NodePortProxy is composed by a set of Envoy proxies and a control plane to configure them dynamically when clusters are added or removed, and when the exposed service endpoints change (e.g. KAS pods are created or terminated).

The Envoy proxies are needed, because chaining Kubernetes services is not allowed.

Pros

  • Cost-effective, requires one single load balancer per seed cluster.

Cons

  • Some load balancer implementations do not cope well with port ranges. e.g. in AWS Elastic Load Balancer a listener per port is required and the default quota is set to 50 listeners per load balancer, meaning that a maximum of 25 clusters can be exposed per seed with this strategy.

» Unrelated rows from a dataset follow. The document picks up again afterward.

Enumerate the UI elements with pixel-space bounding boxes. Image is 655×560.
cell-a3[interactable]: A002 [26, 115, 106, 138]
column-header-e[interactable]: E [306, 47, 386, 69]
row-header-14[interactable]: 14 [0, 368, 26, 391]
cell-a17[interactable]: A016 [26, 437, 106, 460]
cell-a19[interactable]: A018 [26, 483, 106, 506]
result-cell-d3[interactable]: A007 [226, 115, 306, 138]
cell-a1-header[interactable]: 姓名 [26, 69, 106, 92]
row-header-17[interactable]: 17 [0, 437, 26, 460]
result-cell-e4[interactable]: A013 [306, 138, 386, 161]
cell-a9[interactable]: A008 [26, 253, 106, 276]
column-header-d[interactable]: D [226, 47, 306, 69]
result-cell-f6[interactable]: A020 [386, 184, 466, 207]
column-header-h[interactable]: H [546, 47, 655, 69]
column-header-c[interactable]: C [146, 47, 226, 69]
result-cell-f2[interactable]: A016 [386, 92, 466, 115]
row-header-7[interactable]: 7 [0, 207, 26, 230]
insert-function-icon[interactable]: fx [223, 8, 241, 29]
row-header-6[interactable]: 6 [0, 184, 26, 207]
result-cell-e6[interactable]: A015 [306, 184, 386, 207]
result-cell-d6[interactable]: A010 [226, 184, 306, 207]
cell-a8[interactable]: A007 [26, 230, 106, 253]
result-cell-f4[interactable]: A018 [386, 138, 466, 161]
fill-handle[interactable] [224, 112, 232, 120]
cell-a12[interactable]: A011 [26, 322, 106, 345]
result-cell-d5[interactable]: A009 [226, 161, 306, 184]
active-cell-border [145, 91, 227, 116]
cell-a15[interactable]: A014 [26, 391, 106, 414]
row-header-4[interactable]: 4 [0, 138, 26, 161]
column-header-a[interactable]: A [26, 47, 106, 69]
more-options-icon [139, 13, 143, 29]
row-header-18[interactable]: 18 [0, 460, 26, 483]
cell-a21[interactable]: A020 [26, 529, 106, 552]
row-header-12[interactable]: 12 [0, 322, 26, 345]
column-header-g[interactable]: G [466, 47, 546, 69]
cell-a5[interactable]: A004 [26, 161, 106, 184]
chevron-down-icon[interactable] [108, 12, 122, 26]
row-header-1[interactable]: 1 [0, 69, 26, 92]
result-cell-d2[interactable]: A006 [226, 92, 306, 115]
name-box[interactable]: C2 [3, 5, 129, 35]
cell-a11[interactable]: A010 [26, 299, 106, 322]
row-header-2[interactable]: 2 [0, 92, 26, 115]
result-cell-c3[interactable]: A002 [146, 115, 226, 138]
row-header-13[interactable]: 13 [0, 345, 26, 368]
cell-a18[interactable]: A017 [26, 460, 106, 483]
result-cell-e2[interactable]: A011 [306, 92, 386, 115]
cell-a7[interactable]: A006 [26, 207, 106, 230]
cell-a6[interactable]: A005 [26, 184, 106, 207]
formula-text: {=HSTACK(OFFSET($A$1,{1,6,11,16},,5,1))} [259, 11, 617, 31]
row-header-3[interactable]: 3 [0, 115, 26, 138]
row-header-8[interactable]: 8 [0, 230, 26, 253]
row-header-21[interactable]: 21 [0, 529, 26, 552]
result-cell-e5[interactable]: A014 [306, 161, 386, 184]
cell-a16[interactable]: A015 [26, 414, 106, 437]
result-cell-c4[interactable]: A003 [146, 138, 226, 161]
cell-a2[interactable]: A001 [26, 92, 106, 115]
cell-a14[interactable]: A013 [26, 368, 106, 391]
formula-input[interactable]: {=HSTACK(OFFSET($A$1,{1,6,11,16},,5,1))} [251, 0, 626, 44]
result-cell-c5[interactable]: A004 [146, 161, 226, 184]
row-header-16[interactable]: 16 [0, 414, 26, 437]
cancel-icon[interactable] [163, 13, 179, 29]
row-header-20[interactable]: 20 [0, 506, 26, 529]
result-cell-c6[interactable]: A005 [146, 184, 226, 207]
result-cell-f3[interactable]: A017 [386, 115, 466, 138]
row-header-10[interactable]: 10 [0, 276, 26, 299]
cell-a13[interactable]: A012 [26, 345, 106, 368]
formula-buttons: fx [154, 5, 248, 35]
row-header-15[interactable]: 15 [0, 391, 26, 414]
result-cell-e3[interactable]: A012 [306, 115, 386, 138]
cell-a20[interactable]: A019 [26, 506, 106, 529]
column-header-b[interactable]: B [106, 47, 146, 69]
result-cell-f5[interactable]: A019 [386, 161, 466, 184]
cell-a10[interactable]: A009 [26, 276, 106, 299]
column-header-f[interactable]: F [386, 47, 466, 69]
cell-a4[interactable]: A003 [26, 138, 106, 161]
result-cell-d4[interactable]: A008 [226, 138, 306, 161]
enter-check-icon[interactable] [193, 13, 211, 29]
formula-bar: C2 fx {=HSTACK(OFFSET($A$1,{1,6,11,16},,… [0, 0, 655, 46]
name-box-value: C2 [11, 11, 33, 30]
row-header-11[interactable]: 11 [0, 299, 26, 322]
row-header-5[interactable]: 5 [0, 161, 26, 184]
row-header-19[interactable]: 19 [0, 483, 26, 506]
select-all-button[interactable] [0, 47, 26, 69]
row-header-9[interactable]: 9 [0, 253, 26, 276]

One LoadBalancer per User Cluster (KKP 2.11+)

A third option is to create one load balancer per user cluster.

This will result in one service of type LoadBalancer per user cluster being created. The NodeportProxy will be used in this strategy too, to avoid creating a load balancer per exposed service.
This is simple to setup, but will result in one service of type LoadBalancer per cluster KKP manages. This my result in additional charges by your cloud provider.

Pros

  • Avoids problems with load balancers not supporting port ranges.
  • Simple to configure, no DNS configuration is needed.

Cons

  • Not very cost effective, one load balancer has to be created per each user cluster.

Tunneling (alpha KKP 2.16+)

This strategy is based on a single load balancer, like the aforementioned NodePort with Global LoadBalancer strategy. The main difference is that it is not relying on Services of type NodePort. The traffic will be routed based on SNI and based on tunneling techniques (e.g. HTTP/2 CONNECT).

The reasons why we cannot rely solely on SNI routing are two:

  • Not all traffic is fully TLS compliant (i.e. OpenVPN protocol).
  • Clients communicating with Kubernetes API Server from pods running on worker nodes rely by default on the kubernetes service in default namespace, using the ClusterIP. This means that no SNI information will be present in the Client Hello during the TLS handshake.

The traffic that cannot be routed based on SNI will be tunneled through agents running on the user cluster worker nodes.
When using this strategy the NodeportProxy will be deployed into the seed cluster. It will also create a Kubernetes Service of type LoadBalancer pointing to it.
The requirement in terms of DNS configuration is to setup a wildcard entry (A or CNAME record) pointing to the static IPv4 address or FQDN associated to the load balancer.

The DNS entry should follow this pattern:

*.<<seed-cluster-name>>.base.domain

Pros

  • Avoids problems with load balancers not supporting port ranges.

Cons

  • Cost-effective, requires one single load balancer per seed cluster.